Suddenly, I heard someone coming.

"Daddy" immediately positioned himself in front of me, but I was unnerved and unable to continue. I had to think of something. "Do you have a car?" I asked tentatively. "Could we please go somewhere?"

"Of course." He put his arm around my shoulder, which made me feel good. Also, it made me feel that I might cry and make a fool of myself.

But I managed to control myself as we went to the car. At first we didn't say anything. Then, I gave him directions. I was taking him "Down the Lane," to Grandma's house. I hadn't been there for years.

By moonlight, I saw that, although in bad repair, the house still stood. We drove past it however, to the old red barn. I remembered Mother saying that someone was working the land, so the barn had cows and hay and smelled warm, inviting and masculine.

With his arm around me, "Dad" — I didn't even know his name — directed me to climb up to the hayloft. He followed, patting my ass and putting his lips and his nose into it.
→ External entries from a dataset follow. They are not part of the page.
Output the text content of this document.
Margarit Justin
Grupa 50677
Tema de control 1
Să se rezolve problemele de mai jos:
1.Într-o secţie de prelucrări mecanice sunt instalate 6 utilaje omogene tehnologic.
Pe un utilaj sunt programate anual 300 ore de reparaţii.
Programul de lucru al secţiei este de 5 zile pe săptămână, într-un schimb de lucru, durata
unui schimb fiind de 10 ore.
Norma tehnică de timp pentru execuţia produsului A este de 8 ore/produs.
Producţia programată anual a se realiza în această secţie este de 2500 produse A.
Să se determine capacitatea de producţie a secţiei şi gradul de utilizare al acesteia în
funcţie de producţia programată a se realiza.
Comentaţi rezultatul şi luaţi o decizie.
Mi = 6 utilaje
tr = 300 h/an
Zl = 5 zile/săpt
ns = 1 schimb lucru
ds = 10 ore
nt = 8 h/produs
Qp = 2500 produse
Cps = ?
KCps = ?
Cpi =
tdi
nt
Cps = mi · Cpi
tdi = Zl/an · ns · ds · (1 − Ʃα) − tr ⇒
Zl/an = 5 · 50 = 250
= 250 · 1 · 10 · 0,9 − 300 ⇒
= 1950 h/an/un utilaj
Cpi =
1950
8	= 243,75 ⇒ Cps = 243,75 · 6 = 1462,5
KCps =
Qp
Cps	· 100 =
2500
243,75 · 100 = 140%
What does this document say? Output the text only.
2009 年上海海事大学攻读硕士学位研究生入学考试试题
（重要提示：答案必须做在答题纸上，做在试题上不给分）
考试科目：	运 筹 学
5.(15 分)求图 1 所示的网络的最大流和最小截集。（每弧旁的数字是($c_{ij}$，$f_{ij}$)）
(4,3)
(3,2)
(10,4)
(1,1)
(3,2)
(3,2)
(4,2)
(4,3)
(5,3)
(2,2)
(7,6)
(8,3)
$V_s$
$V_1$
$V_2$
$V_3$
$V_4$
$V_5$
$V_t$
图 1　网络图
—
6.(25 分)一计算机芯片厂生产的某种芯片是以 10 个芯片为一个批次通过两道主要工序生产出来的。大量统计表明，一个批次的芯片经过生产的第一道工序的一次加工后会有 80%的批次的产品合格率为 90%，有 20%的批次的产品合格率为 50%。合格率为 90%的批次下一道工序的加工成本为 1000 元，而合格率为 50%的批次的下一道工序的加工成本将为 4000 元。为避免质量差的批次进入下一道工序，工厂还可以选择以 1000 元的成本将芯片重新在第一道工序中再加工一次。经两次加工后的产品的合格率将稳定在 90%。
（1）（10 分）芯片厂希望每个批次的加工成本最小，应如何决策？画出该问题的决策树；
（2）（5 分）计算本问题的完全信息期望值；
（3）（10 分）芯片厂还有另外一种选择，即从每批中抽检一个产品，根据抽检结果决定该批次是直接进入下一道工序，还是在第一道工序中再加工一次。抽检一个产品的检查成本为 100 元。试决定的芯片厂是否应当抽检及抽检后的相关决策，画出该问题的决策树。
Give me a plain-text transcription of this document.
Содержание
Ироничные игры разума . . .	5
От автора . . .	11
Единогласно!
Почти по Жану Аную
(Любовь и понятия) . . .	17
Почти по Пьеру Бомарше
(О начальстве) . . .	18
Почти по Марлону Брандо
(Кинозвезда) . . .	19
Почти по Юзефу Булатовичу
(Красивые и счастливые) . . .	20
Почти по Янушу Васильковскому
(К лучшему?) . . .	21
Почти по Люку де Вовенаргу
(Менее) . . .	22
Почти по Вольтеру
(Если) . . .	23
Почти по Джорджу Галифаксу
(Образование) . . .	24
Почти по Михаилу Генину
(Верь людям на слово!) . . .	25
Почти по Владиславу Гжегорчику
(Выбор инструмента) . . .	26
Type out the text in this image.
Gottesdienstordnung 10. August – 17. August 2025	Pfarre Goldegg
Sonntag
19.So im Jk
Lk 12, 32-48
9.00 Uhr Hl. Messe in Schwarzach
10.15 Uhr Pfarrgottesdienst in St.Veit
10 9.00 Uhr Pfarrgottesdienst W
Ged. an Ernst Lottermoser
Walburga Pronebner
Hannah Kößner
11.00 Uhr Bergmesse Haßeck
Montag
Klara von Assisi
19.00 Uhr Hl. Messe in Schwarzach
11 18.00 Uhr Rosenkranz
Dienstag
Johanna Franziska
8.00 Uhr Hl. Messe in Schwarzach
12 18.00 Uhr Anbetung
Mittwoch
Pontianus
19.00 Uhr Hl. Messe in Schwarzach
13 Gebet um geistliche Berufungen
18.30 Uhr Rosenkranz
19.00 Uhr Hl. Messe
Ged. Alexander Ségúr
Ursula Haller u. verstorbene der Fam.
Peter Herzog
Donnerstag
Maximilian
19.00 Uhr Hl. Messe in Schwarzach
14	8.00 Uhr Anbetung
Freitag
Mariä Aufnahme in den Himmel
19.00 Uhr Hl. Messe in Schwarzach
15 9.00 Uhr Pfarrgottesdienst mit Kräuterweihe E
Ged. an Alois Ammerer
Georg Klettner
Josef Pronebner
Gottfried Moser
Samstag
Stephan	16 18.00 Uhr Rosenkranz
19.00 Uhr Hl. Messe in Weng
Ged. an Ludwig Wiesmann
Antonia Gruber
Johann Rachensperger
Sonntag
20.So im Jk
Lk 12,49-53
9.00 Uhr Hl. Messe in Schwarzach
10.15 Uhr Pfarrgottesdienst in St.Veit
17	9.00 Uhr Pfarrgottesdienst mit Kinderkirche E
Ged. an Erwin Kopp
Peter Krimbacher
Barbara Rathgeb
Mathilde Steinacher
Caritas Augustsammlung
Laugh-ing, I felt loved, protected and very, very desirable.

It was another world up there, a world made for the two of us. In the absolute splendor of the place, Dad and I seemed instinctively to understand one another.

I discovered, kneaded the wonderful muscles of my father's groin and played with the steel-wool stiffness of his cock hair. I loved his enormous balls; they were the size of eggs.

Suddenly, it was too much to bear. "Fuck me, Daddy. Please, fuck me!"

"You're a great whore," he said. "A wonderful, exquisite whore!"

His cock was huge. I didn't think I could do it, but I knew I must. For him — for me — for this chance of a lifetime!

I was up to it. I did manage. I don't know how, but I did. My asshole gobbled up inch after inch of him. Soon, what little pain there was at first had dissolved and I felt only pleasure. I felt fulfilled, felt twice a man.

"Beautiful, baby! Good, tight asshole."

I was so glad he liked me, so happy that I could please "my father." Opening wide, I welcomed him inside me like that bitch bulldog, making us two bulldogs in heat. Cock up front was welcomed by cock behind.

Glorious eternity — my whole existence cock / asshole / cock — I felt my Dad explode into any brain. Shooting my own load at the same instant, I knew that this was the meaning of existence. It was the best, the most beautiful experience life could offer.

I still have all those old jock straps. Fourteen years later I continue to think of my father with great excitement and longing. Whenever possible, I wear a jock or some other article of his clothing when seeking to recapture that long ago, all-encompassing feeling.

I do it, too — and well.

"Fathers" fill the boulevards of major cities. They can be found in the usual, as well as unexpected places. "Sons," also, now that I am older, sometimes come to me, whispering, "Daddy. I love you. Fuck me. Fuck me, please." My brain, my cock — my total being — combine to fill the loneliness, the pain of these unrequited, quivering lives. Comforting lonely young men, I tell them with the intensity of my passion that they are worthy of fatherly devotion. Easily, I reverse the parts of the drama which taught me originally who I am and what I desire.

Sometimes if the chemistry, the understanding of the other participant has been sharpened to brilliance by the painful lacerations of neglect, the two of us can comfort and be comforted by the joy of giving and receiving all the pent up frustrations, the violent need for acceptance that one man can give to another.